Unsure of what to do next, she grasped her purse tightly, carefully making her way through the home her parents had left her. "J-Jeremy?" she asked, her voice cracking. "Is that you?"

She hated the way her heart sped up, almost hoping that her deadbeat ex had invaded her house. Get a grip!

The closer she got to the kitchen, the hotter she felt. Sweat began to pearl on her forehead. Tisha absently wiped it off with the back of a wrist, wondering why her kitchen lights dimmed so low. She didn't even own a dimmer switch.

The flickering glow seemed to be moving.

Just as she decided that she was seeing things, Tisha froze in the doorway of the kitchen and stared in shock. Feeling faint, she grabbed the doorframe, only to pull her fingers back instantly from the flickering glow.

The entire kitchen was on fire.

Flames ran furiously up and down the walls in vibrant displays of orange and yellow. Angry red welts slashed at her wallpaper, though nothing seemed to be burning. No smoke could be seen. The room was simply set ablaze.

The hairs on the back of Tisha's neck leapt up.

"Boo," a deep, masculine voice growled behind her.

Shrieking, Tisha leaped over the flames into the lit but otherwise empty kitchen. Backing away from the source of the sound, she saw a creature straight out of her nightmares.

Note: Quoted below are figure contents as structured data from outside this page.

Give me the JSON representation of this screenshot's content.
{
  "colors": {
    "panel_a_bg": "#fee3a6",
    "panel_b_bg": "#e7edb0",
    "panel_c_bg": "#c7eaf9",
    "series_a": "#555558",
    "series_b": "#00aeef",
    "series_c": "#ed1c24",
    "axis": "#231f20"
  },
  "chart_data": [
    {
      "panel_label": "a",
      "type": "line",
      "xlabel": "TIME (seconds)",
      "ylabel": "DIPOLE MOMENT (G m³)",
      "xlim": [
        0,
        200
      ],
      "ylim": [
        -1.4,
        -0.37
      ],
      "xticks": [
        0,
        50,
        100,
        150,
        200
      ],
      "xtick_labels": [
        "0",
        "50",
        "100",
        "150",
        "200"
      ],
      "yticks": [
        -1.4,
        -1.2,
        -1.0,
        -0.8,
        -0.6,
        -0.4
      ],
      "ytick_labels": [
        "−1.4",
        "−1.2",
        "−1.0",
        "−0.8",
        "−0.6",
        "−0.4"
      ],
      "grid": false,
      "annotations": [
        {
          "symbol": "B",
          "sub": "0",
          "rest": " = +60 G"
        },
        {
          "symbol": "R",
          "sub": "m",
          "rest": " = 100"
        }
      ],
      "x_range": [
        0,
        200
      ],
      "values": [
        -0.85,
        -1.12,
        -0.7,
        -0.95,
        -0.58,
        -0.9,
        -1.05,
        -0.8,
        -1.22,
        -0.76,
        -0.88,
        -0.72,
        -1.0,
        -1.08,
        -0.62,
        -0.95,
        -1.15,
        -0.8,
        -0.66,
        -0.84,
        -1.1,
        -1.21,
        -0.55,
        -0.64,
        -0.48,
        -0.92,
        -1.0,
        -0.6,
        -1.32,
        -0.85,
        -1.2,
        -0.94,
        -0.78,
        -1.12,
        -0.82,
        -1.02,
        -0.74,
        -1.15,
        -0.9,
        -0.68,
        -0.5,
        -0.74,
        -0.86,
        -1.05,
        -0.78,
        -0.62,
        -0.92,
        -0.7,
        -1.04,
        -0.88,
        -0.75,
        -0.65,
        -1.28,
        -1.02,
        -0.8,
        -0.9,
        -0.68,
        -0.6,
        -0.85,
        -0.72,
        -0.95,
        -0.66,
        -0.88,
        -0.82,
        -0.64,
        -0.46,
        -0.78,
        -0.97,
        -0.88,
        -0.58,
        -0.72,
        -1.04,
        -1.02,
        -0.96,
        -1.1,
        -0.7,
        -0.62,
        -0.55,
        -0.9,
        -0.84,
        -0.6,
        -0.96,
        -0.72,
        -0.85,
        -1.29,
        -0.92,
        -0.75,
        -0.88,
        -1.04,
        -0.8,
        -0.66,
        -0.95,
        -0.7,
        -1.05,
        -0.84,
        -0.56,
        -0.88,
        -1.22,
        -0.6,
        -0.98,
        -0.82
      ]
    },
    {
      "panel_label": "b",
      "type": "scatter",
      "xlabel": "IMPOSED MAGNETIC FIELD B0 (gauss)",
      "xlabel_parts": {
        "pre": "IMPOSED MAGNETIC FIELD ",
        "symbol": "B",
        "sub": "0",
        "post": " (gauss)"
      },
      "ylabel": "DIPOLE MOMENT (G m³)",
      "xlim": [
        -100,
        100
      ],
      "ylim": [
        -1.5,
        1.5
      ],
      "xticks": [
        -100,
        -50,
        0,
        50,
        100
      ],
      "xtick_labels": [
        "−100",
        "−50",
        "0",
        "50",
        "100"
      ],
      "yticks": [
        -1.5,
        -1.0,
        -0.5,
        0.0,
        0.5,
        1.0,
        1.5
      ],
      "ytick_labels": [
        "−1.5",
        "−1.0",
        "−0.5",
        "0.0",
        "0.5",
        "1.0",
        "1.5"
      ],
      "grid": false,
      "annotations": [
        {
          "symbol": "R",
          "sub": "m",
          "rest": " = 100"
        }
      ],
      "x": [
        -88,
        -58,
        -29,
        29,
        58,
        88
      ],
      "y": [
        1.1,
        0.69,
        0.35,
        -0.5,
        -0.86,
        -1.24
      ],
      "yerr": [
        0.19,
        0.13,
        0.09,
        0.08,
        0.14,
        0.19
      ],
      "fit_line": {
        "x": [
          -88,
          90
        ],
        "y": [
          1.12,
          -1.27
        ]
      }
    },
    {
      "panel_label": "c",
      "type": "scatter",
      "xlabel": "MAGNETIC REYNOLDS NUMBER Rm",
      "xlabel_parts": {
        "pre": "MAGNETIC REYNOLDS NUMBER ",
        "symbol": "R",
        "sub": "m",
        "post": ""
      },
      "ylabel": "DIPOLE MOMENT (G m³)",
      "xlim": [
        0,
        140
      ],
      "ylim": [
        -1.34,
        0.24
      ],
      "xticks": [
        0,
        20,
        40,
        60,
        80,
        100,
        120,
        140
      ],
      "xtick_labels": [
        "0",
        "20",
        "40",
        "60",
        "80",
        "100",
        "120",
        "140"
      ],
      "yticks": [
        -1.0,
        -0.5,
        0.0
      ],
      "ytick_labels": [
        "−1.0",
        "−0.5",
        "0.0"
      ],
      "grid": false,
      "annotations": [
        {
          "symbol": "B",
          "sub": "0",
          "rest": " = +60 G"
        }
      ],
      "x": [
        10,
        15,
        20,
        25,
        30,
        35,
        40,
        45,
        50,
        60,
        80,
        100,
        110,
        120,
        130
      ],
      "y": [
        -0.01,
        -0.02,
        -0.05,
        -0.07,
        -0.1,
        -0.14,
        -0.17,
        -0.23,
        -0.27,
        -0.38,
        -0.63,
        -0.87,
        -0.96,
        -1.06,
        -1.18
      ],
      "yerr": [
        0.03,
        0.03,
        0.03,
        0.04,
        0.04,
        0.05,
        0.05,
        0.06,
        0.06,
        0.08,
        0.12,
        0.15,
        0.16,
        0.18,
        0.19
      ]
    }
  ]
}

He was unnaturally tall and muscular with a lean athletic frame hugged with an expensive-looking suit. Long black hair wildly framed his face in a lion-like fashion, and a goatee of the same shade framed his quirked mouth. Fiery red eyes that matched the flames in Tisha's kitchen peered at her in amusement. He could have easily been a human wearing contacts, but then there was his purple-black skin. And the long, round-tipped tail.

"You -- you're -- what are you?" Tisha wailed, cowering back from the creature helplessly. She felt behind her for a weapon but only encountered her burning wallpaper. Oddly, her fingers didn't burn from it. They only felt warm.

The man casually brushed off invisible lint from his expensive suit, sighing. "You know the answer to that question already, Tisha."